Qu’est-ce que le « gluten » au juste ?

Le « gluten » est une fraction protéique retrouvée dans l’ensemble des grains, soit les végétaux de la famille des graminées regroupant près de 12 000 espèces d’où l’on y trouve la plupart des espèces que l’on nomme communément « les céréales ». Comme illustré ici-bas, les grains des graminées sont composés de trois parties : le péricarpe ou le son (13 %) formant l’enveloppe externe, l’albumen qui est la principale partie du grain (85 %) et le germe (2 %).
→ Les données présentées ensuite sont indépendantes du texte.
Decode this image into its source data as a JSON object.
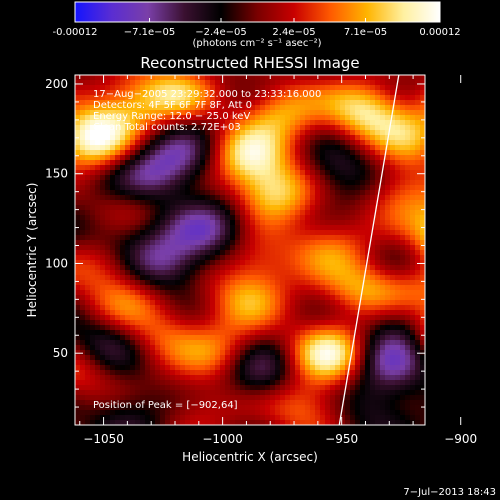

Si le péricarpe est la partie la plus riche en fibres du grain et contient diverses vitamines et minéraux, le germe est caractéristiquement riche en lipides et en vitamine E alors que l’albumen se compose de glucides et d’une multitude de protéines solubles (c.-à-d. les albumines et les globulines) et insolubles (c.-à-d. les glutélines et les prolamines). Le « gluten » représente justement la fraction protéique insoluble dans l’eau du grain, soit la combinaison des prolamines et glutélines retrouvés dans les graminées. Si l’on prend pour exemple le grain de blé, typiquement le « gluten » représente 80 % des protéines totales du blé alors que les albumines et les globulines en comptabilisent seulement 20 %.